There's some controversy about just what Bibi Netanyahu said to me when we were talking about the challenge President Obama faces on Iran. Gary Rosenblatt, the editor of the New York Jewish Week, writes:
"This week (Goldberg) landed another major interview, this time with Benjamin Netanyahu on the day he was sworn in as Israeli prime minister. The interview offers insights into Netanyahu's priorities and strategies in dealing with foreign policy. But it does not make good on its headline: "Netanyahu to Obama: Stop Iran - Or I Will." Nowhere in the Goldberg piece does Netanyahu say that Israel plans to attack Iran, nor does it even hint that the new Israeli leader will offer an ultimatum to Obama."

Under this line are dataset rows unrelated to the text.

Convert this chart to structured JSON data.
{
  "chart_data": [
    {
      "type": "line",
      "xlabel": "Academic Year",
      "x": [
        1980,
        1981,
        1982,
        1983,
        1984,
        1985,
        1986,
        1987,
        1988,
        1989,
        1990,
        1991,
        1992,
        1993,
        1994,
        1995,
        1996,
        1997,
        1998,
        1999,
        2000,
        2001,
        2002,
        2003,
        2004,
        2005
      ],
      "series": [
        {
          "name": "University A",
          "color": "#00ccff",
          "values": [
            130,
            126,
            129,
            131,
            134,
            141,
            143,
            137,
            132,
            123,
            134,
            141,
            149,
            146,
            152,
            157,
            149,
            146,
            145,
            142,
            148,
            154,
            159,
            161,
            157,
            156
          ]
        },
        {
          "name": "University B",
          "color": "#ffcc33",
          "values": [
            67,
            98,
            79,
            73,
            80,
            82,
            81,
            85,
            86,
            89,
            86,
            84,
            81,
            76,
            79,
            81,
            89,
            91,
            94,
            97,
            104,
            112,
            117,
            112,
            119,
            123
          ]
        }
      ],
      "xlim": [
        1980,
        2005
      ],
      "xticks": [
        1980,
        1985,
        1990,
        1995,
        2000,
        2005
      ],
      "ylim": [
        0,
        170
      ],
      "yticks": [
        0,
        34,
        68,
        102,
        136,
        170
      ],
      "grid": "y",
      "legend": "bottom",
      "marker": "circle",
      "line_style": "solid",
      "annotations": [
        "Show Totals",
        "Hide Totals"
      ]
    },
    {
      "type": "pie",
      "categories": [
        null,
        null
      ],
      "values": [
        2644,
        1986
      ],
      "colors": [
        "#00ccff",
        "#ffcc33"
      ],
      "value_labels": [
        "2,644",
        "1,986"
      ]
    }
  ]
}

Rosenblatt's got a partial point here -- the headline is an interpretation of Netanyahu's statements, and framed in such a way to perhaps make an Israeli prime minister squeamish -- even when Israeli leaders make demands on America, they don't like to be seen as making demands on America. On the other hand, Netanyahu signals in about a dozen different ways that if the world doesn't deal with this problem, Israel will be forced to. And his advisers, speaking on background, made themselves even more clear.
But since there's some confusion on this point -- and since, through the miracle of blog technology, I can update articles as I see fit -- I'll give you two quotes that I neglected to include in the first piece. The first one is from one of Netanyahu's defense advisers, speaking on background: "We have to make sure our friends in Washington know that we can't wait forever. There will come a point soon when it will be too late to do anything about this program. We're going carefully, but if we have to act, we will act, even if America won't."